Ini adalah cerita-cerita kecil tentang kehidupan. Cerita-cerita yang begitu indah dan menawan. Di riangkai dengan kata-kata yang selalu penuh makna.

"Aku masih muda. Aku masih ingin terus belajar dan menjadi bagian dari manusia-manusia antarbangsa. Aku masih ingin terus bertumbuh hingga pada ketinggian langit dapat kusematkan mimpiku. Menyaksikan mimpi itu berubah menjadi sebuah bintang, yang berkilau terang bersama jutaan mimpi-mimpi milik jutaan manusia dari seluruh penjuru dunia. Bintang yang kecil nan jauh namun mampu menunjukkan jalan pulang, jikalau suatu saat engkau tersesat di malam yang gelap. Di belahan bumi mana pun kau berada"
"Bagaimana mungkin kalian mengharapkan bantuan dari negara lain jika kalian sendiri tidak bisa meminta bantuan pada orang-orang kaya di negara kalian? Bagaimana mungkin kalian meminta bantuan dari pajak rakyat Amerika atau Eropa, pajak yang dibayar dari jerih payah masyarakat kami, jika kalian membiarkan orang-orang kaya tidak membayar pajak besar di negara kalian sendiri ataupun bahkan membiarkan pajak yang ada di korupsi?"
"Bukan karena dijajah lah kalian menjadi miskin namun karena miskin lah kalian bisa dijajah-"
"-Tentu saja saya tidak bicara tentang kekayaan alam."
3 Kutipan di atas adalah contoh dari apa yang saya sebut 'sangat bermakna,' ketiga-tiganya saya ambil dari cerpen yang berjudul Manusia Antarbangsa. Saya benar-benar tidak kuat untuk tidak menuliskan ketiga-tiganya. Terutama yang dua terakhir yang menurut saya sangat menusuk perasaan :')

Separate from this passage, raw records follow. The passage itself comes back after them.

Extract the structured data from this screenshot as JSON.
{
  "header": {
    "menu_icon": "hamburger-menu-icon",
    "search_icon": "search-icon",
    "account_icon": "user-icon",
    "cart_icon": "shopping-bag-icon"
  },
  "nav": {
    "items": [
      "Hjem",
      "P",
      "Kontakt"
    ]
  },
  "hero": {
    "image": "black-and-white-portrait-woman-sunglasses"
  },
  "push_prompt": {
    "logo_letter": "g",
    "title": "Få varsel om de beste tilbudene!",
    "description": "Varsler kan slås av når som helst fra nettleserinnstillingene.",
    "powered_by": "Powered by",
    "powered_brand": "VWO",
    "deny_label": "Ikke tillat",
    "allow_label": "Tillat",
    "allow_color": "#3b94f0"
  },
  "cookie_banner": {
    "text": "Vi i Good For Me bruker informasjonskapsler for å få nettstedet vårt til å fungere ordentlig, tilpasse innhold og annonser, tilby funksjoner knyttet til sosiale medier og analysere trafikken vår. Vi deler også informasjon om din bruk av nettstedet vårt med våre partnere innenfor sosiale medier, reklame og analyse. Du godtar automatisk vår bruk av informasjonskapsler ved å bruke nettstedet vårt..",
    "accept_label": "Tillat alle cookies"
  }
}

Well, intinya, ini adalah cerita tentang kebahagiaan, kepahitan, cinta, persahabatan, impian, keputusasaan, pahit-manis-senang-susah hidup di Negeri orang (Juga hidup di Negeri sendiri) . Sang penulis (di buku dibilang temen-temennya manggil dia Ara, jadi saya ikutan ah, Mbak atau Ibu atau Tante? Mbak aja deh ya, walaupun saya yakin umur beda jauh banget) , sekali lagi, Sang Penulis, Mbak Ara, sangat hebat dalam merangkai kata-tiap kata, kalimat demi kalimat, paragraf per paragraf. Jarang sekali saya menemukan kisah-kisah indah yang benaaaaar benaar indah seperti ini, apalagi (sekali lagi) dengan kata yang dirangkai indah.

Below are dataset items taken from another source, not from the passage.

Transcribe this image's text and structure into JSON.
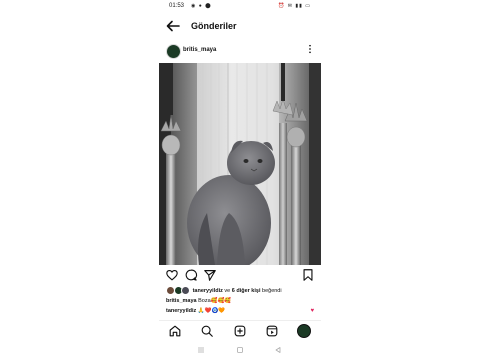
{
  "status": {
    "time": "01:53",
    "left_icons": "◉ ● ⬤",
    "right_icons": "⏰ ✉ ▮▮ ▭"
  },
  "header": {
    "title": "Gönderiler"
  },
  "post": {
    "username": "britis_maya",
    "liked_by_user": "taneryyildiz",
    "liked_by_rest": " ve ",
    "liked_by_others": "6 diğer kişi",
    "liked_suffix": " beğendi",
    "caption_user": "britis_maya",
    "caption_text": " Boza🥰🥰🥰",
    "comment_user": "taneryyildiz",
    "comment_text": " 🙏❤️🧿🧡"
  },
  "colors": {
    "accent": "#e0245e",
    "avatar_bg": "#1b3a25"
  },
  "icons": [
    "arrow-left-icon",
    "more-vertical-icon",
    "heart-icon",
    "comment-icon",
    "send-icon",
    "bookmark-icon",
    "home-icon",
    "search-icon",
    "add-post-icon",
    "reels-icon",
    "profile-avatar-icon",
    "nav-menu-icon",
    "nav-home-icon",
    "nav-back-icon"
  ]
}
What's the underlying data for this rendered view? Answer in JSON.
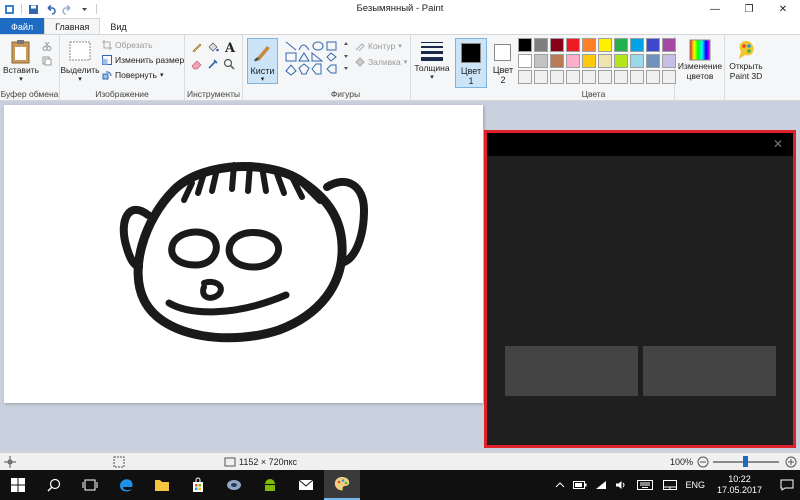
{
  "window": {
    "title": "Безымянный - Paint",
    "controls": {
      "minimize": "—",
      "maximize": "❐",
      "close": "✕"
    }
  },
  "tabs": {
    "file": "Файл",
    "home": "Главная",
    "view": "Вид"
  },
  "ribbon": {
    "clipboard": {
      "paste": "Вставить",
      "label": "Буфер обмена"
    },
    "image": {
      "select": "Выделить",
      "crop": "Обрезать",
      "resize": "Изменить размер",
      "rotate": "Повернуть",
      "label": "Изображение"
    },
    "tools": {
      "label": "Инструменты"
    },
    "brushes": {
      "label": "Кисти"
    },
    "shapes": {
      "outline": "Контур",
      "fill": "Заливка",
      "label": "Фигуры"
    },
    "size": {
      "label": "Толщина"
    },
    "color1": {
      "label": "Цвет",
      "num": "1",
      "value": "#000000"
    },
    "color2": {
      "label": "Цвет",
      "num": "2",
      "value": "#ffffff"
    },
    "colors": {
      "label": "Цвета",
      "palette_row1": [
        "#000000",
        "#7f7f7f",
        "#880015",
        "#ed1c24",
        "#ff7f27",
        "#fff200",
        "#22b14c",
        "#00a2e8",
        "#3f48cc",
        "#a349a4"
      ],
      "palette_row2": [
        "#ffffff",
        "#c3c3c3",
        "#b97a57",
        "#ffaec9",
        "#ffc90e",
        "#efe4b0",
        "#b5e61d",
        "#99d9ea",
        "#7092be",
        "#c8bfe7"
      ],
      "palette_row3": [
        "#f0f0f0",
        "#f0f0f0",
        "#f0f0f0",
        "#f0f0f0",
        "#f0f0f0",
        "#f0f0f0",
        "#f0f0f0",
        "#f0f0f0",
        "#f0f0f0",
        "#f0f0f0"
      ]
    },
    "edit_colors": {
      "line1": "Изменение",
      "line2": "цветов"
    },
    "paint3d": {
      "line1": "Открыть",
      "line2": "Paint 3D"
    }
  },
  "status": {
    "dimensions": "1152 × 720пкс",
    "zoom": "100%"
  },
  "taskbar": {
    "lang": "ENG",
    "time": "10:22",
    "date": "17.05.2017"
  }
}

Terutama adalah bagaimana Mbak Ara menuliskan detail tentang keindahan masing-masing tempat. Membawa kita dapat berimajinasi begitu jauh. Saat dia bercerita tentang suatu kampung di Indonesia (Saya lupa nama tempatnya apa) , saya jadi ingiiiiin sekali kesana, dan saat dia menceritakan betapa si tokoh sangat merindui buah rambutan, durian, tek-wan, dll dll, saya jadi ikut kepengen makan itu, bahkan buat yang belum pernah saya coba kayak tek-wan. Sampai sekarang saya masih kepikiran tentang selezat apa sih tek-wan ?
Begitu juga saat dia menceritakan keindahan demi keindahan tempat lainnya, seperti Maastricht, Sungai Maas, taman-taman di Eropa sana, Den Haag, dan juga kota-kota lainnya, saya langsung sangat ingin kesana dan tiba-tiba jadi pengen belajar serius supaya bisa mendapat beasiswa kesana (Walaupun saya tahu tak akan semudah yang dibayangkan).

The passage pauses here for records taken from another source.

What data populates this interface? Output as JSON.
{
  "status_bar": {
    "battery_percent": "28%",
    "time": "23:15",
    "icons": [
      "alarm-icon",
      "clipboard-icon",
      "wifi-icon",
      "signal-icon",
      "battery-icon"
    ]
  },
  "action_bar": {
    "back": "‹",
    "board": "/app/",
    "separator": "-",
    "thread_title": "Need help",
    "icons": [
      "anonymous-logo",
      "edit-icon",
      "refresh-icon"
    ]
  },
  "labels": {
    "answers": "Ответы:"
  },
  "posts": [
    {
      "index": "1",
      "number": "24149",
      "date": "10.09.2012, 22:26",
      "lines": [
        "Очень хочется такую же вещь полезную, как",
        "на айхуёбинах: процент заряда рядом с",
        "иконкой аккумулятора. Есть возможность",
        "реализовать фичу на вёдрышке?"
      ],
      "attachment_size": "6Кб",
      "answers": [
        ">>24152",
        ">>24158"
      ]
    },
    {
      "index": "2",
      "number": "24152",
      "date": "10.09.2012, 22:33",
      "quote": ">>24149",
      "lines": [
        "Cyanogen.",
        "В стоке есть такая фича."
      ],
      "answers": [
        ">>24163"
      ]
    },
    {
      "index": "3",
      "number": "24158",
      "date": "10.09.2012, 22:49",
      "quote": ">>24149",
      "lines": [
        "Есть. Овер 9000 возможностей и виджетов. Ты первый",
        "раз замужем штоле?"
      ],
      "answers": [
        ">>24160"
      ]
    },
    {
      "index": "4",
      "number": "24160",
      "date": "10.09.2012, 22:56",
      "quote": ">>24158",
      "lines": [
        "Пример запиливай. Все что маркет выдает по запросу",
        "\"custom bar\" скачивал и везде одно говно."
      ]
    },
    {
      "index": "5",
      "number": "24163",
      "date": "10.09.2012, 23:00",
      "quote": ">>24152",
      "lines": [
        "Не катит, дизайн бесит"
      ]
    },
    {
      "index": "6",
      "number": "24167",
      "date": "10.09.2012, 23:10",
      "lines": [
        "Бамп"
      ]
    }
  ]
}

Matahari bersinar lembut. Semilir angin berpusar tenang.
Satu-dua merpati hingga di bangku kayu panjang di bawah pohon maple tua....
Asik kan penulisannya? Semua ceritanya sangat mengesankan. Saya tidak kecewa meminjam buku ini. Dimulai dari kovernya yang entah mengapa membuat saya jatuh cinta dan membuat saya enggak keberatan dengan yang namanya 'cerpen' , saya juga jatuh cinta dengan cerita-cerita yang disuguhkan di dalamnya. Betapa luar biasanya, Mbak Ara ini. Membuat saya menghela nafas bahagia saat selesai, sekaligus membuat saya iri, iri dengan sebagian besar tokoh di cerpen ini karena dapat mengunjungi tempat-tempat indah tersebut.

Dikata pengantar tertulis, kerangka dari kisah-kisahnya ada fiksi. Ya ampun, saya nyaris enggak percaya kisah-kisah ini adalah fiksi, rasanya begitu nyata.

Kekurangan buku ini? Hhmm, setiap akhir cerpennya selalu buat saya penasaraaaan, saya ingin lebih dan lebih banyak kelanjutan di tiap cerpennya.

Dan betapa inginnya saya memiliki buku ini untuk diri saya sendiri, sehingga saya bisa membacanya ulang, ditengah kesibukan-kesibukan saya sebagai pelajar, ditengah stress yang melanda kalau ada 'terlalu banyak' tugas. Aaaaaaaaaa, saya benar-benar pengen punya buku ini.